China's revolution (or "loss," depending on your politics) not only emboldened Kim Il Sung and led to the Korean War, but it also forced the hands of John F. Kennedy and Lyndon B. Johnson in the 1960s, two Democrats who didn't want to be accused of "losing" Vietnam. That was one of the central themes of Halberstam's 1972 classic on the Vietnam War.
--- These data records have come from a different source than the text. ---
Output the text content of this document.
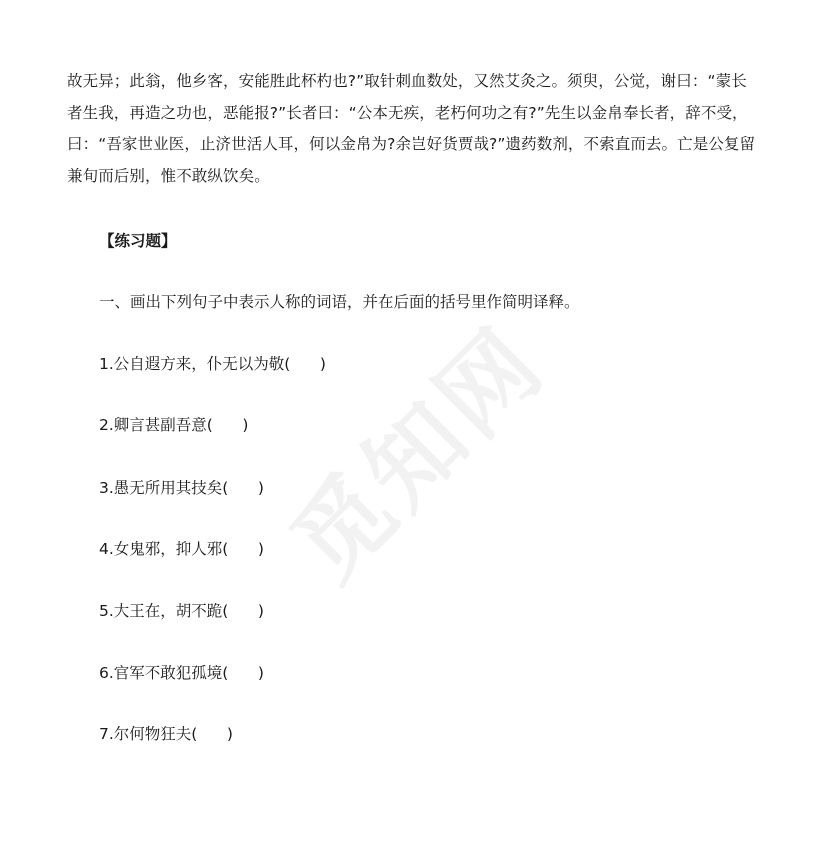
觅知网

故无异；此翁，他乡客，安能胜此杯杓也?”取针刺血数处，又然艾灸之。须臾，公觉，谢曰：“蒙长
者生我，再造之功也，恶能报?”长者曰：“公本无疾，老朽何功之有?”先生以金帛奉长者，辞不受，
曰：“吾家世业医，止济世活人耳，何以金帛为?余岂好货贾哉?”遗药数剂，不索直而去。亡是公复留
兼旬而后别，惟不敢纵饮矣。

【练习题】

一、画出下列句子中表示人称的词语，并在后面的括号里作简明译释。

1.公自遐方来，仆无以为敬(      )
2.卿言甚副吾意(      )
3.愚无所用其技矣(      )
4.女鬼邪，抑人邪(      )
5.大王在，胡不跪(      )
6.官军不敢犯孤境(      )
7.尔何物狂夫(      )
The current soul-searching among congressional Democrats can be viewed through the lens of Halberstam's books, the latest essentially a "prequel" to "The Best and The Brightest." When President Bush -- fighting for his Iraq strategy -- recently recalled the fall of South Vietnam and its consequences after U.S. aid was cut off by a Democratic Congress, you could hear echoes of a nearly 60-year-old debate.